The Ministry of Environment has announced a fine of Sh50,000 for anyone found with plastic shopping bags after next week's expiry period.

Manufacturers found flouting the ban will be fined between Sh2 and Sh4 million.


“The National Environment Management Authority and County Governments are expected to enforce the ban,” explained John Chumo, Secretary, National Environment Complaints Committee.

He said the Kenya Forest Service (KFS) and the Kenya Forestry Research Institute (KEFRI) have already developed alternative biodegradable materials to help the transition from plastic bags.

“There should be no fears of loss of revenue or employment since we already have a substitute for the plastic bags,” said Mr Chumo.

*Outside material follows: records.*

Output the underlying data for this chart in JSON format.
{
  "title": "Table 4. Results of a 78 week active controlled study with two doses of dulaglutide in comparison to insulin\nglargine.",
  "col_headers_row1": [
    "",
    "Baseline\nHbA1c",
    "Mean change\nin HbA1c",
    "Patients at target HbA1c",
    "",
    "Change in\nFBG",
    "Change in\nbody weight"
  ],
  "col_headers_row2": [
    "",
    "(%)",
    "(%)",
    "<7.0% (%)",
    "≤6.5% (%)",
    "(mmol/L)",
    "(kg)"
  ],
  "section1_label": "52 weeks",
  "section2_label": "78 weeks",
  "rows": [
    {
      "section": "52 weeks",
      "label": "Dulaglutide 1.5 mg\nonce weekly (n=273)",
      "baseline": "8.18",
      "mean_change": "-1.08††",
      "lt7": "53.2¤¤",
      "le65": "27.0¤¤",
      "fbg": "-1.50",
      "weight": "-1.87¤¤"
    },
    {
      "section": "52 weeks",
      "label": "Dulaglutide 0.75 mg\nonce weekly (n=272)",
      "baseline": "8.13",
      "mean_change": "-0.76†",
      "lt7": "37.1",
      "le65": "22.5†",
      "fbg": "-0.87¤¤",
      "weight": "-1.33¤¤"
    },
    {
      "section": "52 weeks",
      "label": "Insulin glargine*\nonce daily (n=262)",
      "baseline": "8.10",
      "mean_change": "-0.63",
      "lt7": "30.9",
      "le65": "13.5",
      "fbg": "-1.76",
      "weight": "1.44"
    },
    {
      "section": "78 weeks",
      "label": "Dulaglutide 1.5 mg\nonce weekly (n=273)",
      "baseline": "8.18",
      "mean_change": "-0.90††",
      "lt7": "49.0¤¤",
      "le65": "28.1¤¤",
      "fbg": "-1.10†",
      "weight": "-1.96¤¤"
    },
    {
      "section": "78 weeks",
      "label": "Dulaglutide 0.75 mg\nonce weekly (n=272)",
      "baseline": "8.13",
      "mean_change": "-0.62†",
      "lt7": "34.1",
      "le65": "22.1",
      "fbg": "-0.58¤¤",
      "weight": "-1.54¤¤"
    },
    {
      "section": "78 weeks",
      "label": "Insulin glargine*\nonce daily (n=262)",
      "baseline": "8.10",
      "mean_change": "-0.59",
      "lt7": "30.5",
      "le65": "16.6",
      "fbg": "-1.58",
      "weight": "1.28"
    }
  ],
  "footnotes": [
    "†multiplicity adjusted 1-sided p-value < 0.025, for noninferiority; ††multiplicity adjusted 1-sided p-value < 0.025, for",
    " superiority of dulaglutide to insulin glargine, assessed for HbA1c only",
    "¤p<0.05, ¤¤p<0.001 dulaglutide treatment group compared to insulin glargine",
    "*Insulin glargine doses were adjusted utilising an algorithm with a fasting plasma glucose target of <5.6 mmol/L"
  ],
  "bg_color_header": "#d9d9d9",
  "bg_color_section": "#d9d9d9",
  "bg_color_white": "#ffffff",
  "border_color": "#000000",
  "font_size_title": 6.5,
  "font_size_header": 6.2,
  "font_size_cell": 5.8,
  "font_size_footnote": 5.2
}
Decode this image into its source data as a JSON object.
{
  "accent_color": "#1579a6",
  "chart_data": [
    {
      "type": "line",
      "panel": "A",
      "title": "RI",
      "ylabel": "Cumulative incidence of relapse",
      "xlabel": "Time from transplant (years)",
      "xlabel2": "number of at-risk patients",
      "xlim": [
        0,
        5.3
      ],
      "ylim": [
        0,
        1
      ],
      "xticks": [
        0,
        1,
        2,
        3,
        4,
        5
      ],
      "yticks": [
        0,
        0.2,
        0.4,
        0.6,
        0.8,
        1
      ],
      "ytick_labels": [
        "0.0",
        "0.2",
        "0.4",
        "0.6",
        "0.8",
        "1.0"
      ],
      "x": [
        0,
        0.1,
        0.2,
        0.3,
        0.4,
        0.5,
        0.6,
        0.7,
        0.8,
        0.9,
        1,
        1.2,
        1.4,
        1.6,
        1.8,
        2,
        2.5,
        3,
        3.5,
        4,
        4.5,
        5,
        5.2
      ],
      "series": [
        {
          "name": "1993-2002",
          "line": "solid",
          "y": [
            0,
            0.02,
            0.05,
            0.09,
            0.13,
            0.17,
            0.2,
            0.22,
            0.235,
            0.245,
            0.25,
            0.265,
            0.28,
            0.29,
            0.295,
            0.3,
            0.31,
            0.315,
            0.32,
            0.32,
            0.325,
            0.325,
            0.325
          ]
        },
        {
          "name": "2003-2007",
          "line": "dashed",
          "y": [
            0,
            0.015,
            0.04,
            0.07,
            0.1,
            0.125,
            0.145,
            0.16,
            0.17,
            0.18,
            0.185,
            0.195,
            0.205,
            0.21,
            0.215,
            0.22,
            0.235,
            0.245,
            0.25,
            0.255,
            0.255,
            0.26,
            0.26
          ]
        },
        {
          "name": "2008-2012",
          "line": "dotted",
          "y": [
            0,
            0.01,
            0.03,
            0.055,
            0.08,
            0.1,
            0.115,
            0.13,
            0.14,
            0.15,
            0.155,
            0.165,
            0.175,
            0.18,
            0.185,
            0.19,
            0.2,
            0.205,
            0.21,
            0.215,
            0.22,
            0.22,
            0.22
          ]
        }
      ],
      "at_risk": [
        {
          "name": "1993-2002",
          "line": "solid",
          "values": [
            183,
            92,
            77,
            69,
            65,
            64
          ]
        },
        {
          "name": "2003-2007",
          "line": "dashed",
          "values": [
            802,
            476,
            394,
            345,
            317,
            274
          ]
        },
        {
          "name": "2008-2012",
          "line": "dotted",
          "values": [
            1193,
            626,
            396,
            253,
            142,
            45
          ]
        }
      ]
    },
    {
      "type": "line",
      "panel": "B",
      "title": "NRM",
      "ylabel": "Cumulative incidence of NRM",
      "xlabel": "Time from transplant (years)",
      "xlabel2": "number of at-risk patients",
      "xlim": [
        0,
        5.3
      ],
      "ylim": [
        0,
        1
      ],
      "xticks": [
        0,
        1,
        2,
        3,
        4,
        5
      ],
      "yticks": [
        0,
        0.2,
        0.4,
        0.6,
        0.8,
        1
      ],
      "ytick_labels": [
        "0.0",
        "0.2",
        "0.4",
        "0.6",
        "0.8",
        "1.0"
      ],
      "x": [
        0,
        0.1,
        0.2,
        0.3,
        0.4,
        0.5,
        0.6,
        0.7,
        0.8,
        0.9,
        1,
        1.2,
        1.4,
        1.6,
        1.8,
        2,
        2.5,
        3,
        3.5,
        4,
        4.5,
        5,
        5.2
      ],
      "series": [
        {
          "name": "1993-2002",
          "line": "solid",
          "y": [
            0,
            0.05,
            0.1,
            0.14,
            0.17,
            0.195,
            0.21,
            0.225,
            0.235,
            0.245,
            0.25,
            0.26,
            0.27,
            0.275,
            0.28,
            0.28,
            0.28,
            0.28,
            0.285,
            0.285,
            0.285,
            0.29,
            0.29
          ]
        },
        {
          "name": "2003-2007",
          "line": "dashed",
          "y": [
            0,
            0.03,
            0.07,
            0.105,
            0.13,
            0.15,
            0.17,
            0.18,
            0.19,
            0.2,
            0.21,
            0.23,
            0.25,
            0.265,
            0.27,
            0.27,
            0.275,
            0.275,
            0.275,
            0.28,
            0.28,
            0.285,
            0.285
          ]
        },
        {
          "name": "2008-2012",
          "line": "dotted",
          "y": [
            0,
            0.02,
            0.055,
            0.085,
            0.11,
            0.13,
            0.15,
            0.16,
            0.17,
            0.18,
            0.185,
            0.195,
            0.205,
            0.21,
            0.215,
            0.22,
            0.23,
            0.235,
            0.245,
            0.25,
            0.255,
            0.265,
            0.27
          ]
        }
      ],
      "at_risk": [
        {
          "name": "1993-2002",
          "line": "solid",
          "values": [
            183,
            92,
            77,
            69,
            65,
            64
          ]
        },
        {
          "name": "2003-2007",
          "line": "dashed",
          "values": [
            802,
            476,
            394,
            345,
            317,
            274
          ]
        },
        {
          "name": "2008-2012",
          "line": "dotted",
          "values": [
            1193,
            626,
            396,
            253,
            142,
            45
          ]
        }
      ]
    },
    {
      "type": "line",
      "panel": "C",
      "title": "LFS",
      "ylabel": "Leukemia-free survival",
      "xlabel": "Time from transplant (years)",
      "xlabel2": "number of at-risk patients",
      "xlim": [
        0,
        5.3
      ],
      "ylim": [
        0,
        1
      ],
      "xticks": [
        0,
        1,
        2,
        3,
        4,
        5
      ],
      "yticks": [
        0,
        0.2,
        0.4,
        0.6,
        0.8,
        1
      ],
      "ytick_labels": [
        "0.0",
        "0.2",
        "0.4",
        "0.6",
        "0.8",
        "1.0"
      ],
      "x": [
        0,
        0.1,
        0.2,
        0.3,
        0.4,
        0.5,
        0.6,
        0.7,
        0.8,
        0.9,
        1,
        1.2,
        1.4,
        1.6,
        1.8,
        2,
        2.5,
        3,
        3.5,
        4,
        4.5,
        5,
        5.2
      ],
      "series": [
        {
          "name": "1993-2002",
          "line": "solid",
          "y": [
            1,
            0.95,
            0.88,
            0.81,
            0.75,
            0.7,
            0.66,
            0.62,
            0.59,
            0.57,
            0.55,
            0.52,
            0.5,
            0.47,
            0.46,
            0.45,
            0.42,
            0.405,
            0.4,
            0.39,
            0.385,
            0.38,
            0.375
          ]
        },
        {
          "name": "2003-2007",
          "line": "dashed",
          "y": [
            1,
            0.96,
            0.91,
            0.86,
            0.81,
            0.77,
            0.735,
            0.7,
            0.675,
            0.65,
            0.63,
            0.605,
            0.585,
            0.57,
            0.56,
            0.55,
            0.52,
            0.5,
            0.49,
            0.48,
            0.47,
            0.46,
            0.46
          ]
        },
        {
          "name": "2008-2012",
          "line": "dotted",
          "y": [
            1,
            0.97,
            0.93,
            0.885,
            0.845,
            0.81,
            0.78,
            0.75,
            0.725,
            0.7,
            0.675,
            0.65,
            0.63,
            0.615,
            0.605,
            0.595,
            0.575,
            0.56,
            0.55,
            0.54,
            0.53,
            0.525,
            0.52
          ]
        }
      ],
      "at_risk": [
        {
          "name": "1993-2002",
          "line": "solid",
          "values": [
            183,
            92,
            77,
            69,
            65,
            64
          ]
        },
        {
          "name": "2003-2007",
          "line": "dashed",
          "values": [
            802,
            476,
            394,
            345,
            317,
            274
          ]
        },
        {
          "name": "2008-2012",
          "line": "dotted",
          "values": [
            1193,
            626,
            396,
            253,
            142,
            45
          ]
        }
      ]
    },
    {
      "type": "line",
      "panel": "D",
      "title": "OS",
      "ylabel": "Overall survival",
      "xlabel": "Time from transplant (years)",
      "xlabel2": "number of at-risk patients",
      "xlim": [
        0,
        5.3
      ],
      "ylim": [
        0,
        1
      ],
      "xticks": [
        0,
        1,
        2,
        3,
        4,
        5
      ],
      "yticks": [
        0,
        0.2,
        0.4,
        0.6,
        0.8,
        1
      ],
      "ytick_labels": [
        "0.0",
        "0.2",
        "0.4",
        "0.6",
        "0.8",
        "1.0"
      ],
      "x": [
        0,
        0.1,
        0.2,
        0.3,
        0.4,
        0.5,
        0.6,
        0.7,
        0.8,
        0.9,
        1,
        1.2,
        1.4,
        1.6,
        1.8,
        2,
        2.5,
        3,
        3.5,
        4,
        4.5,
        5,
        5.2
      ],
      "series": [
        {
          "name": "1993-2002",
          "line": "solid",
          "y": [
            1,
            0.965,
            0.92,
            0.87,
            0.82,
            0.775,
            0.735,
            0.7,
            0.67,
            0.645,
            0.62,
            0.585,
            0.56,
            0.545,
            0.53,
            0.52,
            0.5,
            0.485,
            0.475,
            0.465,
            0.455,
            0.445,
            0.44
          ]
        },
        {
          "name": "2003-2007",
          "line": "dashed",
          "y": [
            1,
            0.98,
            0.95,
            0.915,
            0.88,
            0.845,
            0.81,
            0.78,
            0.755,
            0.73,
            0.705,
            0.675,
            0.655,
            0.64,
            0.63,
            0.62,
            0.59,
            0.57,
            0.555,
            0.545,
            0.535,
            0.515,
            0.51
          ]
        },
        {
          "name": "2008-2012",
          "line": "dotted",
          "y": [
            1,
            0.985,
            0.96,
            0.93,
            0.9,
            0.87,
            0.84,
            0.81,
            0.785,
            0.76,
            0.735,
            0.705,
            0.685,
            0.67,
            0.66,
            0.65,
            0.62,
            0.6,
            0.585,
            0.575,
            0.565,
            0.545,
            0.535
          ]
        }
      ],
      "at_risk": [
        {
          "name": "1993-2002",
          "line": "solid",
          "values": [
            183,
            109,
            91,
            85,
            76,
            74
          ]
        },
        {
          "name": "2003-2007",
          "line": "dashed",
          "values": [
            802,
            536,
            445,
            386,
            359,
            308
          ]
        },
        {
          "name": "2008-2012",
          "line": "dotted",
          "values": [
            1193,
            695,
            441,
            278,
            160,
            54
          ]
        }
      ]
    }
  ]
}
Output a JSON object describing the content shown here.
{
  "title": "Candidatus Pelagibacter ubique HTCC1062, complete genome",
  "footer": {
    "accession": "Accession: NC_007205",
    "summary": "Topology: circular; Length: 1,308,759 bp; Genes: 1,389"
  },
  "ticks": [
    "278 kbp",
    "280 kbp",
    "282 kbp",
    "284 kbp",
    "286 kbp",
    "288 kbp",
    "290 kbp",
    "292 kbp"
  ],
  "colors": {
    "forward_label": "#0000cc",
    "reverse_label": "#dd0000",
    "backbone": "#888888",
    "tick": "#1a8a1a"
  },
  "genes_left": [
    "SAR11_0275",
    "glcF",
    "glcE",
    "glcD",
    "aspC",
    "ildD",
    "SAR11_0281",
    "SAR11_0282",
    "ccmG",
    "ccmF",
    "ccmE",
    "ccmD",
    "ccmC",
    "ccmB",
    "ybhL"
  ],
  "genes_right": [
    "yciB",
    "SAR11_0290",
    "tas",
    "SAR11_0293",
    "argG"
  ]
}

The Kenya Association of Manufacturers (KAM) has opposed the ban arguing that the move will result in the loss of more than 60,000 jobs.

The lobby has taken its fight with the Environment ministry to court, where it has filed a petition accusing Secretary Judi Wakhungu and Nema director general Geoffrey Wahungu of ignoring requests for dialogue on the matter.

The industrialists also accuse the two State bodies of failing to consult stakeholders before implementing the ban.